Hintergrund
Und es hat Boom gemacht: Cargo-Bikes mischen den Verkehr auf
von Michael Restin
Der Langsamverkehr soll nachhaltiger, sicherer und einfacher geregelt werden. An diesen Zielen orientiert sich der Bundesrat. Ein Leitfaden der Denkfabrik «World Resources Institute» zeigt, wie das gelingen kann.
Der Platz ist begrenzt und das Gedränge gross. Entsprechend wichtig ist die Frage, wie Autos, Velos und E-Gefährte aller Art in Ballungsgebieten künftig unterwegs sein dürfen. Im aktuellen Bericht zu den Verkehrsflächen für den Langsamverkehr hält der Bundesrat grundsätzlich fest, wie diese Zukunft in der Schweiz aussehen soll. Und er schlägt neue Regelungen vor, die elektrischen Kleinfahrzeugen mehr Platz einräumen. Auf Veloverkehrsflächen sollen künftig neben E-Bikes vermehrt auch andere Elektrofahrzeuge unterwegs sein, deren Geschwindigkeit auf 25 km/h begrenzt ist. Schnellere E-Bikes bis 45 km/h dürfen sowohl Velo-Spuren als auch die Strasse benutzen und sollen von Fahrverboten für Mofas befreit werden. Das Trottoir dagegen wird weiterhin den Fussgänger:innen vorbehalten bleiben.
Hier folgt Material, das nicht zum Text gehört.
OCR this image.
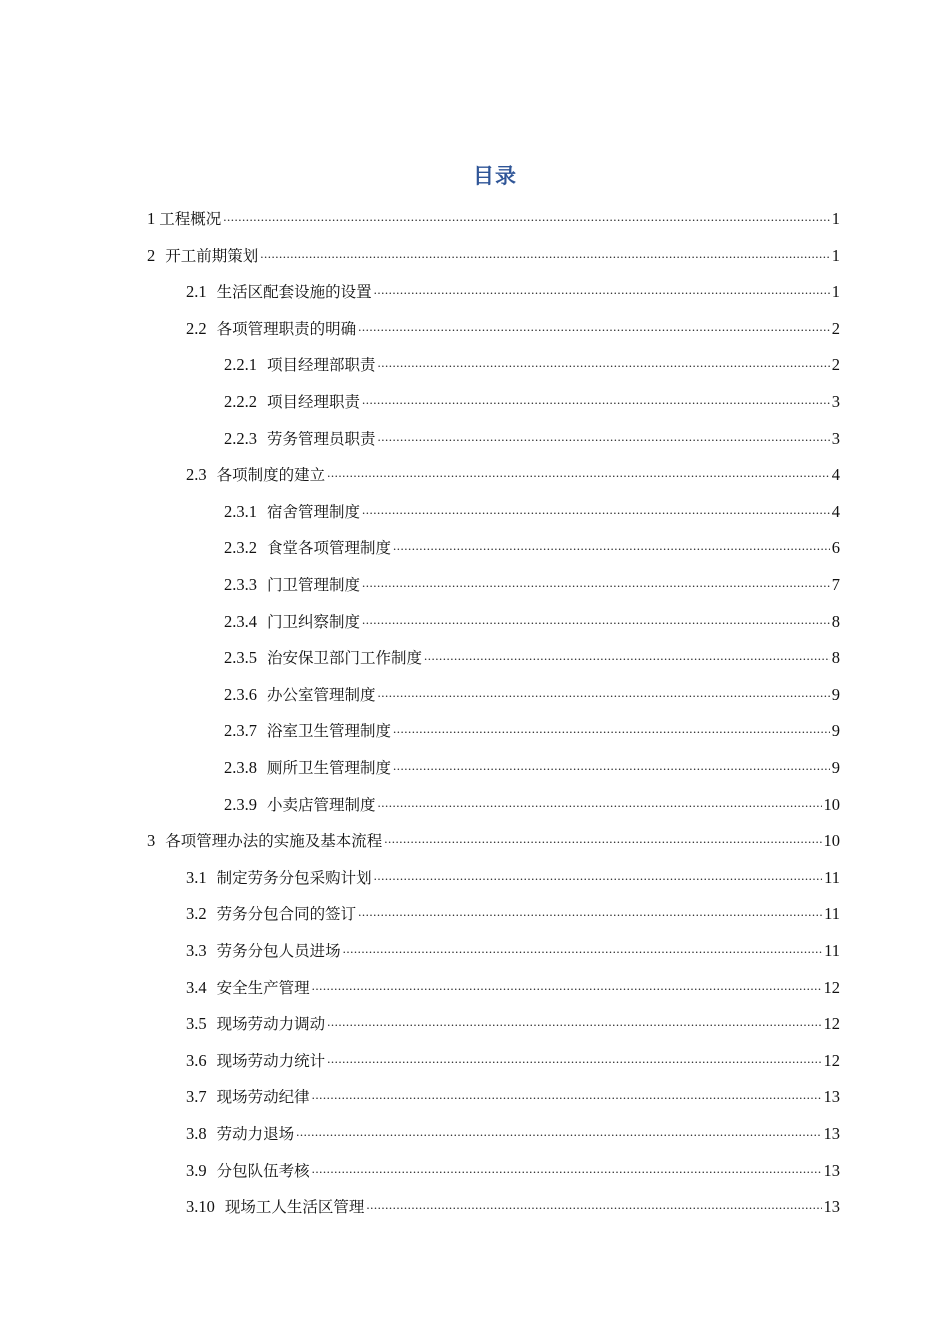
目录
1 工程概况 .....	1
2 开工前期策划 .....	1
2.1 生活区配套设施的设置 .....	1
2.2 各项管理职责的明确 .....	2
2.2.1 项目经理部职责 .....	2
2.2.2 项目经理职责 .....	3
2.2.3 劳务管理员职责 .....	3
2.3 各项制度的建立 .....	4
2.3.1 宿舍管理制度 .....	4
2.3.2 食堂各项管理制度 .....	6
2.3.3 门卫管理制度 .....	7
2.3.4 门卫纠察制度 .....	8
2.3.5 治安保卫部门工作制度 .....	8
2.3.6 办公室管理制度 .....	9
2.3.7 浴室卫生管理制度 .....	9
2.3.8 厕所卫生管理制度 .....	9
2.3.9 小卖店管理制度 .....	10
3 各项管理办法的实施及基本流程 .....	10
3.1 制定劳务分包采购计划 .....	11
3.2 劳务分包合同的签订 .....	11
3.3 劳务分包人员进场 .....	11
3.4 安全生产管理 .....	12
3.5 现场劳动力调动 .....	12
3.6 现场劳动力统计 .....	12
3.7 现场劳动纪律 .....	13
3.8 劳动力退场 .....	13
3.9 分包队伍考核 .....	13
3.10 现场工人生活区管理 .....	13
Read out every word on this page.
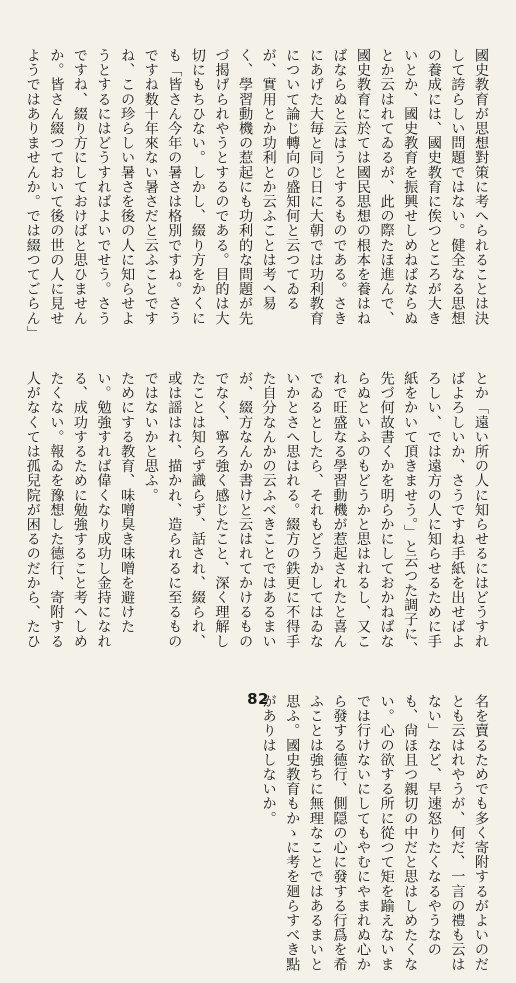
國史教育が思想對策に考へられることは決して誇らしい問題ではない。健全なる思想の養成には、國史教育に俟つところが大きいとか、國史教育を振興せしめねばならぬとか云はれてゐるが、此の際たほ進んで、國史教育に於ては國民思想の根本を養はねばならぬと云はうとするものである。さきにあげた大毎と同じ日に大朝では功利教育について論じ轉向の盛知何と云つてゐるが、實用とか功利とか云ふことは考へ易く、學習動機の惹起にも功利的な問題が先づ揭げられやうとするのである。目的は大切にもちひない。しかし、綴り方をかくにも「皆さん今年の暑さは格別ですね。さうですね数十年來ない暑さだと云ふことですね、この珍らしい暑さを後の人に知らせようとするにはどうすればよいでせう。さうですね、綴り方にしておけばと思ひませんか。皆さん綴つておいて後の世の人に見せようではありませんか。では綴つてごらん」とか「遠い所の人に知らせるにはどうすればよろしいか、さうですね手紙を出せばよろしい、では遠方の人に知らせるために手紙をかいて頂きませう。」と云つた調子に、先づ何故書くかを明らかにしておかねばならぬといふのもどうかと思はれるし、又これで旺盛なる學習動機が惹起されたと喜んでゐるとしたら、それもどうかしてはゐないかとさへ思はれる。綴方の鉄更に不得手た自分なんかの云ふべきことではあるまいが、綴方なんか書けと云はれてかけるものでなく、寧ろ強く感じたこと、深く理解したことは知らず識らず、話され、綴られ、或は謡はれ、描かれ、造られるに至るものではないかと思ふ。

ためにする教育、味噌臭き味噌を避けたい。勉強すれば偉くなり成功し金持になれる、成功するために勉強すること考へしめたくない。報ゐを豫想した德行、寄附する人がなくては孤兒院が困るのだから、たひ名を賣るためでも多く寄附するがよいのだとも云はれやうが、何だ、一言の禮も云はない」など、早速怒りたくなるやうなのも、尙ほ且つ親切の中だと思はしめたくない。心の欲する所に從つて矩を踰えないまでは行けないにしてもやむにやまれぬ心から發する德行、側隠の心に發する行爲を希ふことは強ちに無理なことではあるまいと思ふ。國史教育もかゝに考を廻らすべき點がありはしないか。

82
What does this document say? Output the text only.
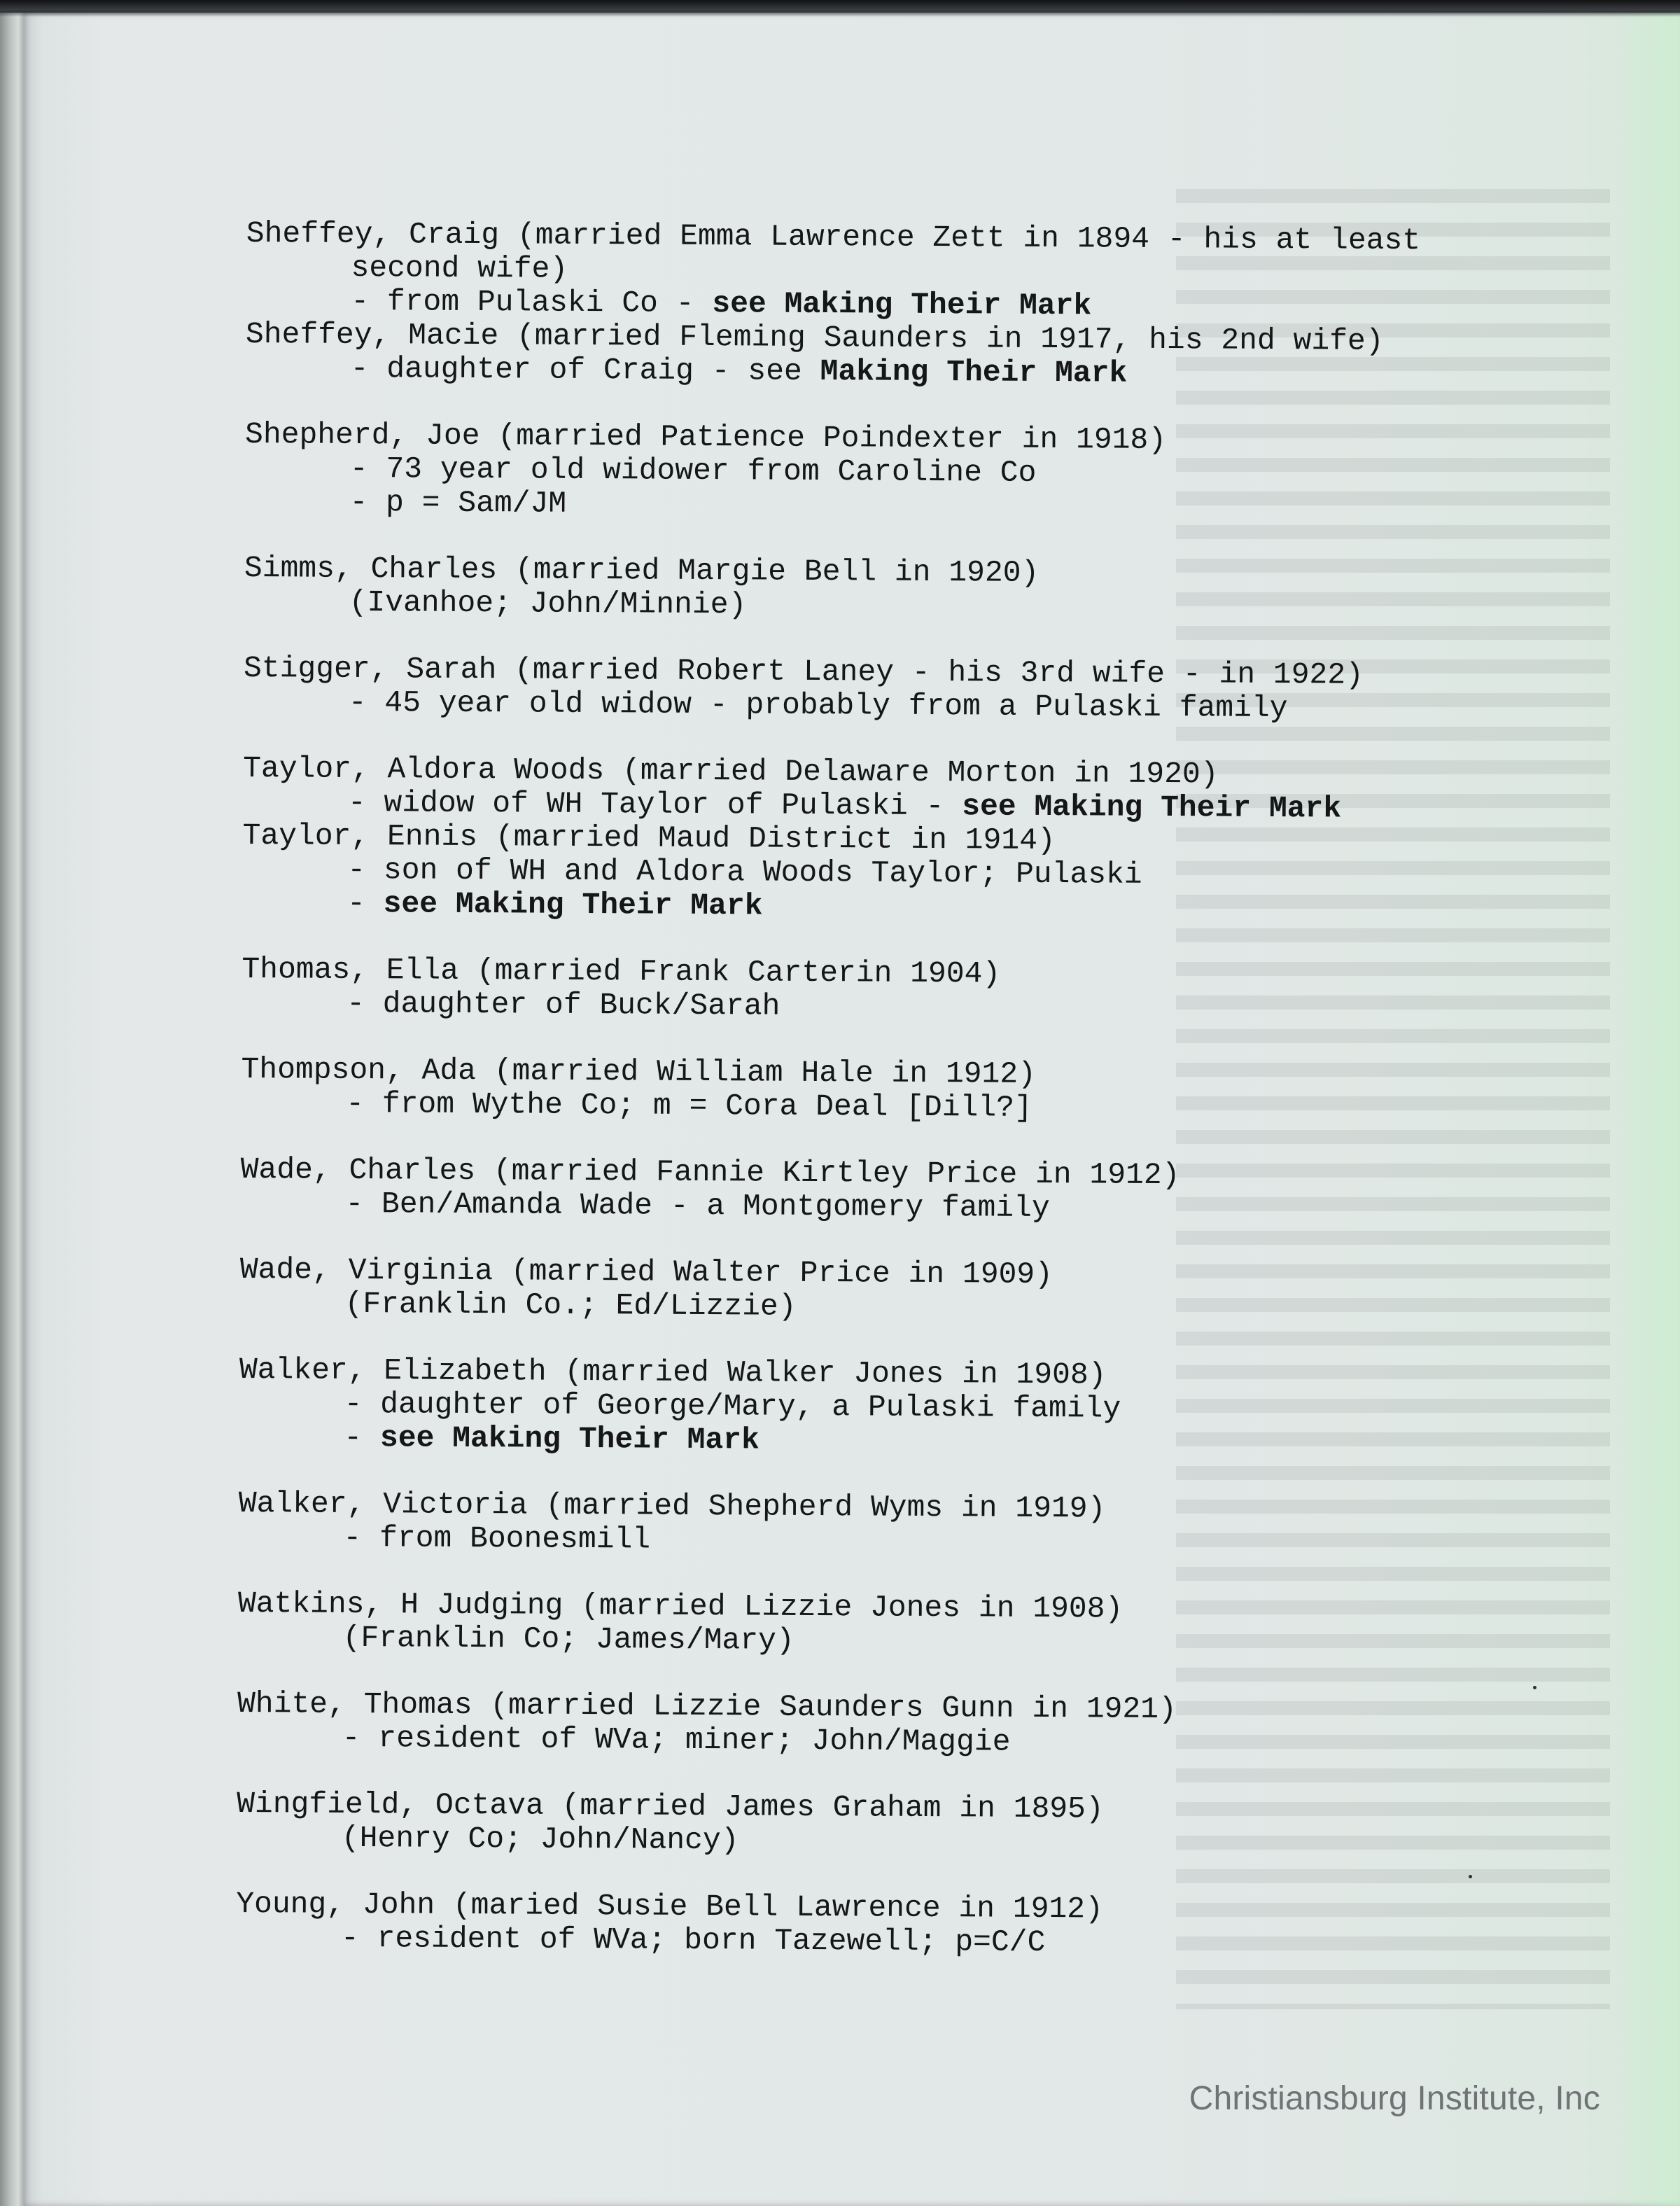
Sheffey, Craig (married Emma Lawrence Zett in 1894 - his at least
second wife)
- from Pulaski Co - see Making Their Mark
Sheffey, Macie (married Fleming Saunders in 1917, his 2nd wife)
- daughter of Craig - see Making Their Mark
Shepherd, Joe (married Patience Poindexter in 1918)
- 73 year old widower from Caroline Co
- p = Sam/JM
Simms, Charles (married Margie Bell in 1920)
(Ivanhoe; John/Minnie)
Stigger, Sarah (married Robert Laney - his 3rd wife - in 1922)
- 45 year old widow - probably from a Pulaski family
Taylor, Aldora Woods (married Delaware Morton in 1920)
- widow of WH Taylor of Pulaski - see Making Their Mark
Taylor, Ennis (married Maud District in 1914)
- son of WH and Aldora Woods Taylor; Pulaski
- see Making Their Mark
Thomas, Ella (married Frank Carterin 1904)
- daughter of Buck/Sarah
Thompson, Ada (married William Hale in 1912)
- from Wythe Co; m = Cora Deal [Dill?]
Wade, Charles (married Fannie Kirtley Price in 1912)
- Ben/Amanda Wade - a Montgomery family
Wade, Virginia (married Walter Price in 1909)
(Franklin Co.; Ed/Lizzie)
Walker, Elizabeth (married Walker Jones in 1908)
- daughter of George/Mary, a Pulaski family
- see Making Their Mark
Walker, Victoria (married Shepherd Wyms in 1919)
- from Boonesmill
Watkins, H Judging (married Lizzie Jones in 1908)
(Franklin Co; James/Mary)
White, Thomas (married Lizzie Saunders Gunn in 1921)
- resident of WVa; miner; John/Maggie
Wingfield, Octava (married James Graham in 1895)
(Henry Co; John/Nancy)
Young, John (maried Susie Bell Lawrence in 1912)
- resident of WVa; born Tazewell; p=C/C
Christiansburg Institute, Inc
Mehr Cargo-Bikes und Kleintransporter, E-Bikes mit Anhänger und schnelle S-Pedelecs bedeuten auch, dass der zusätzliche Raum für sie irgendwo herkommen muss. Eine Option ist, Busstreifen generell für den Radverkehr zu öffnen. Eine andere, die Fahrstreifen abhängig von der Tageszeit für unterschiedliche Verkehrsteilnehmer freizugeben. Pro Velo begrüsst die Vorschläge grundsätzlich, merkt in einer Medienmitteilung aber an, dass die Wege genügend breit sein müssten. Flexible Nutzung alleine wird nicht überall reichen und die Fläche nach und nach neu verteilt werden. Schliesslich stellt das nationale Veloweggesetz ein zusammenhängendes Netz von sicheren Routen in Aussicht.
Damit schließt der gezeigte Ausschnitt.